Dünyayı bekleyen en büyük tehlike, insanların, insan hakları ve demokratik özgürlüklerini kaybetmesidir. Ne yazık ki, geldiğimiz noktada birçok gelişmiş ülkenin sömürü ve çıkar hırsı ile yine çoğu ülkede politikacıların doymaz iştahı, dünyada insan hakları ve demokratik özgürlüklerin giderek yok olmasına neden oluyor.
Küreselleşme sürecinin zengin ve fakir ülke farkını artırması, aynı zamanda dikta rejimlerini de besliyor. Geçim derdine düşen insanlar, siyasi istismarlara ve vaatlere daha kolay inanıyor.

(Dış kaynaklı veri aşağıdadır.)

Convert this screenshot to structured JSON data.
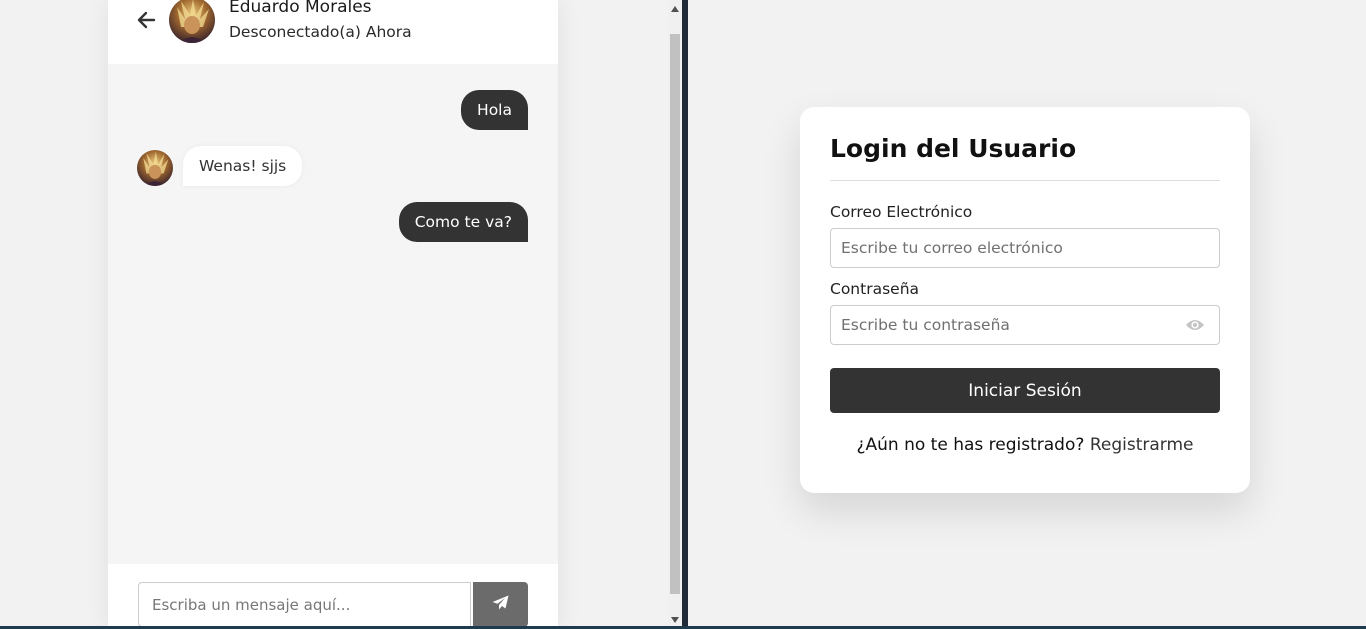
{
  "chat": {
    "contact": {
      "name": "Eduardo Morales",
      "status": "Desconectado(a) Ahora"
    },
    "messages": [
      {
        "direction": "outgoing",
        "text": "Hola"
      },
      {
        "direction": "incoming",
        "text": "Wenas! sjjs"
      },
      {
        "direction": "outgoing",
        "text": "Como te va?"
      }
    ],
    "composer": {
      "placeholder": "Escriba un mensaje aquí...",
      "send_icon": "paper-plane-icon"
    },
    "icons": {
      "back": "arrow-left-icon"
    }
  },
  "login": {
    "title": "Login del Usuario",
    "email": {
      "label": "Correo Electrónico",
      "placeholder": "Escribe tu correo electrónico"
    },
    "password": {
      "label": "Contraseña",
      "placeholder": "Escribe tu contraseña",
      "toggle_icon": "eye-icon"
    },
    "submit_label": "Iniciar Sesión",
    "signup": {
      "prompt": "¿Aún no te has registrado?",
      "link": "Registrarme"
    }
  },
  "colors": {
    "primary_dark": "#333333",
    "send_button": "#6b6b6b",
    "page_background": "#f2f2f2",
    "chat_background": "#f5f5f5"
  }
}
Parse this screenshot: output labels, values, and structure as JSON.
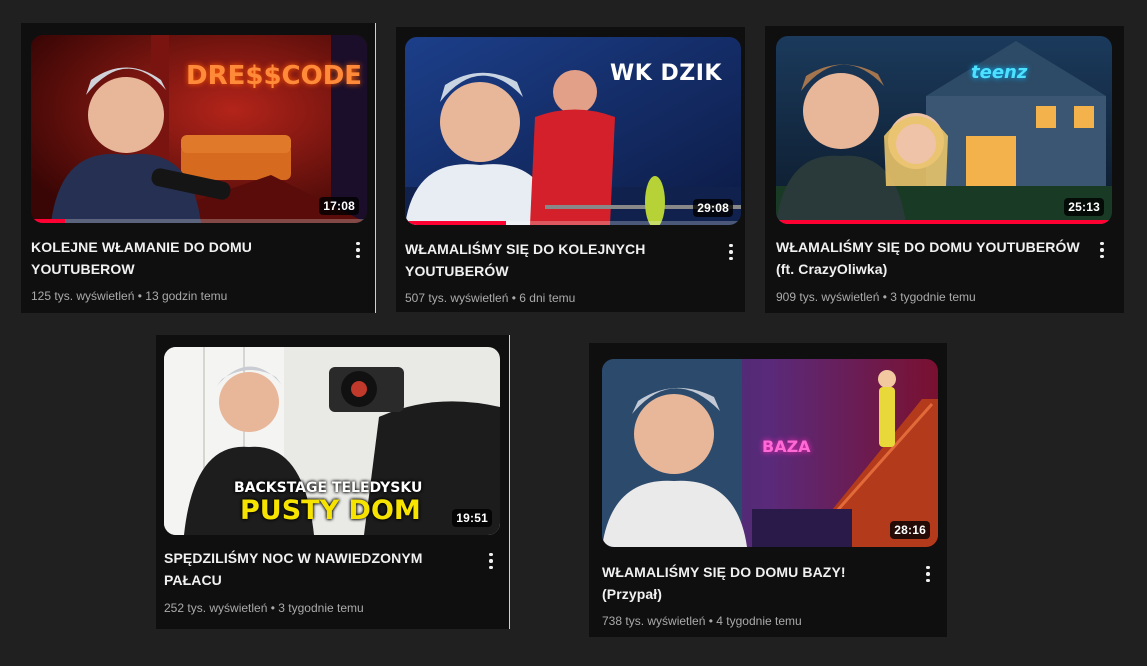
{
  "videos": [
    {
      "title_line1": "KOLEJNE WŁAMANIE DO DOMU",
      "title_line2": "YOUTUBEROW",
      "views": "125 tys. wyświetleń",
      "age": "13 godzin temu",
      "duration": "17:08",
      "thumb_text": "DRE$$CODE",
      "watch_progress": 0.1
    },
    {
      "title_line1": "WŁAMALIŚMY SIĘ DO KOLEJNYCH",
      "title_line2": "YOUTUBERÓW",
      "views": "507 tys. wyświetleń",
      "age": "6 dni temu",
      "duration": "29:08",
      "thumb_text": "WK DZIK",
      "watch_progress": 0.3
    },
    {
      "title_line1": "WŁAMALIŚMY SIĘ DO DOMU YOUTUBERÓW",
      "title_line2": "(ft. CrazyOliwka)",
      "views": "909 tys. wyświetleń",
      "age": "3 tygodnie temu",
      "duration": "25:13",
      "thumb_text": "teenz",
      "watch_progress": 1.0
    },
    {
      "title_line1": "SPĘDZILIŚMY NOC W NAWIEDZONYM",
      "title_line2": "PAŁACU",
      "views": "252 tys. wyświetleń",
      "age": "3 tygodnie temu",
      "duration": "19:51",
      "thumb_text_top": "BACKSTAGE TELEDYSKU",
      "thumb_text_bottom": "PUSTY DOM"
    },
    {
      "title_line1": "WŁAMALIŚMY SIĘ DO DOMU BAZY!",
      "title_line2": "(Przypał)",
      "views": "738 tys. wyświetleń",
      "age": "4 tygodnie temu",
      "duration": "28:16",
      "thumb_text": "BAZA"
    }
  ],
  "separator": "•",
  "icons": {
    "more": "vertical-dots-icon"
  },
  "colors": {
    "background": "#202020",
    "card": "#0f0f0f",
    "progress": "#ff0033"
  }
}
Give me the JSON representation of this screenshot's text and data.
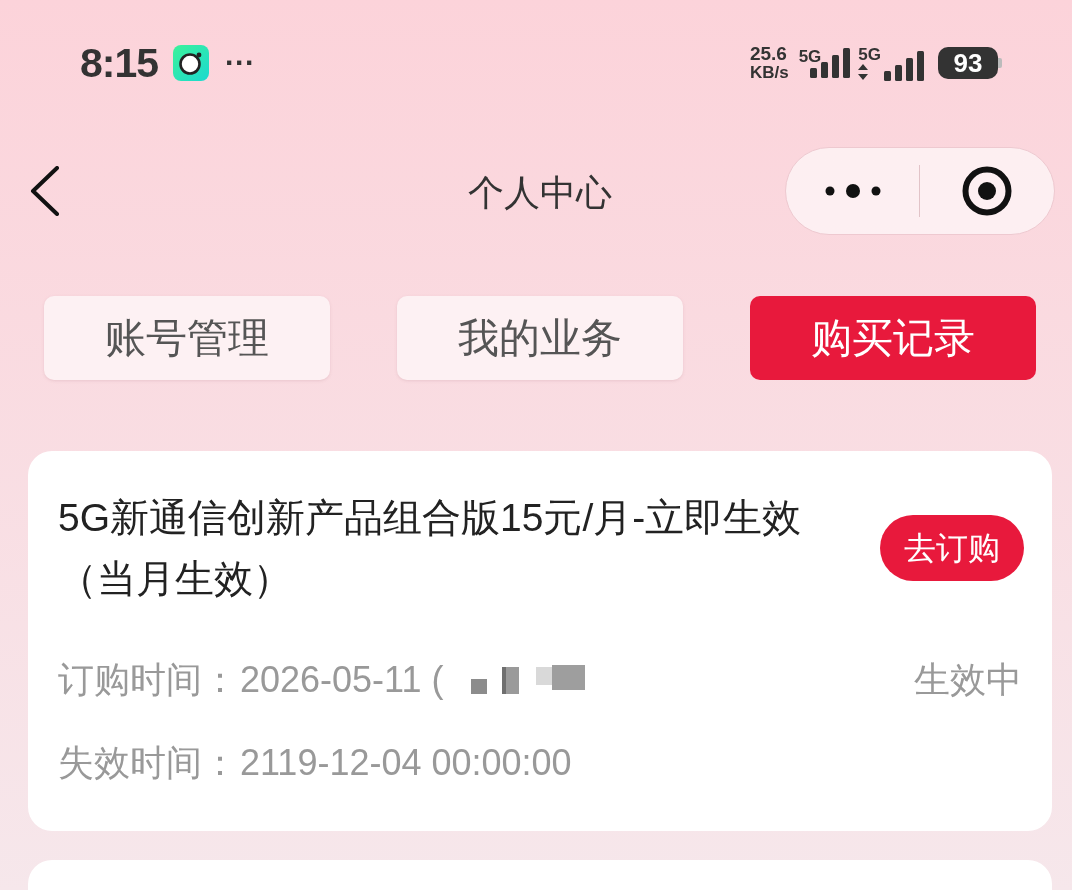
{
  "status_bar": {
    "time": "8:15",
    "more": "···",
    "speed_value": "25.6",
    "speed_unit": "KB/s",
    "networks": [
      {
        "label": "5G",
        "data_active": false
      },
      {
        "label": "5G",
        "data_active": true
      }
    ],
    "battery": "93"
  },
  "nav_bar": {
    "title": "个人中心"
  },
  "tabs": [
    {
      "label": "账号管理",
      "selected": false
    },
    {
      "label": "我的业务",
      "selected": false
    },
    {
      "label": "购买记录",
      "selected": true
    }
  ],
  "records": [
    {
      "title": "5G新通信创新产品组合版15元/月-立即生效（当月生效）",
      "action": "去订购",
      "status": "生效中",
      "fields": [
        {
          "label": "订购时间：",
          "value": "2026-05-11 (",
          "obscured": true
        },
        {
          "label": "失效时间：",
          "value": "2119-12-04 00:00:00",
          "obscured": false
        }
      ]
    }
  ]
}
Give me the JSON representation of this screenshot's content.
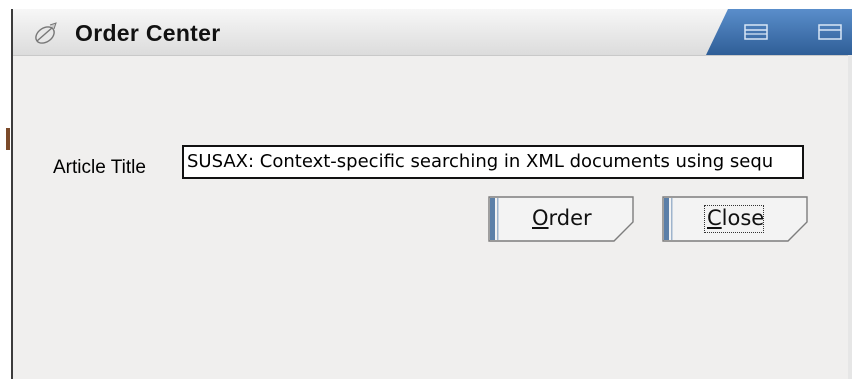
{
  "window": {
    "title": "Order Center",
    "accent_color": "#3a6fa8"
  },
  "form": {
    "article_title_label": "Article Title",
    "article_title_value": "SUSAX: Context-specific searching in XML documents using sequ"
  },
  "buttons": {
    "order_mnemonic": "O",
    "order_rest": "rder",
    "close_mnemonic": "C",
    "close_rest": "lose"
  },
  "icons": {
    "app": "leaf-icon",
    "minimize": "minimize-icon",
    "maximize": "maximize-icon"
  }
}
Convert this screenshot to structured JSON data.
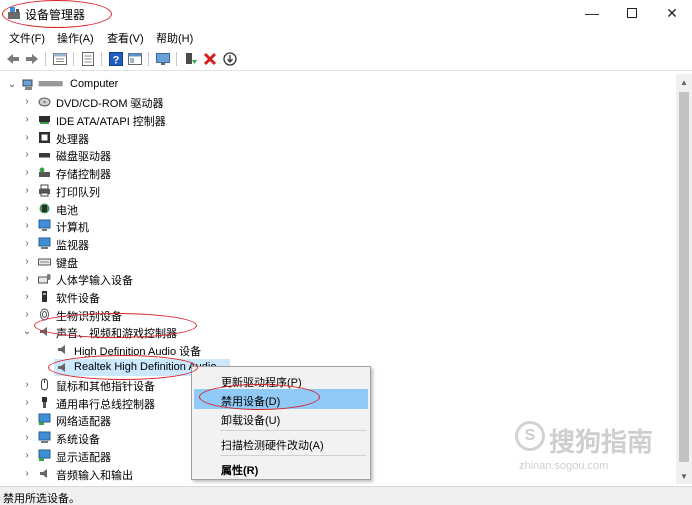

Özetle dünya demokraside geriye düşüyor, yoksullukta ileri gidiyor.
Freedom House (Dünya Özgürlükler Evi) her sene bütün ülkelerde anketler yaparak insan hakları ve demokratik özgürlükler endeksi yayınlıyor. Ülkeleri aynı ülkede yaptığı anket sonucuna göre, insan hakları ve demokratik özgürlükler açısından, özgür, yarı özgür ve özgür olmayan ülkeler olarak tasnif ediyor.
Freedom House'un, dünyada özgürlük endeksleri raporlarını bütün dünya dikkatle takip ediyor. Zira bu endeksler objektif anketlere ve görüşmelere göre hazırlanıyor. Aksi halde inandırıcı olamaz.
Dahası, insan hakları ve demokratik özgürlükler, bütün insanlığı ''vicdanî değer ''olarak ilgilendiriyor. İnsan hakları ve demokraside geri düşen ülkeler, siyasi ilişkilerde de kaybediyor. Dış ekonomik ilişkilerde de kaybediyor.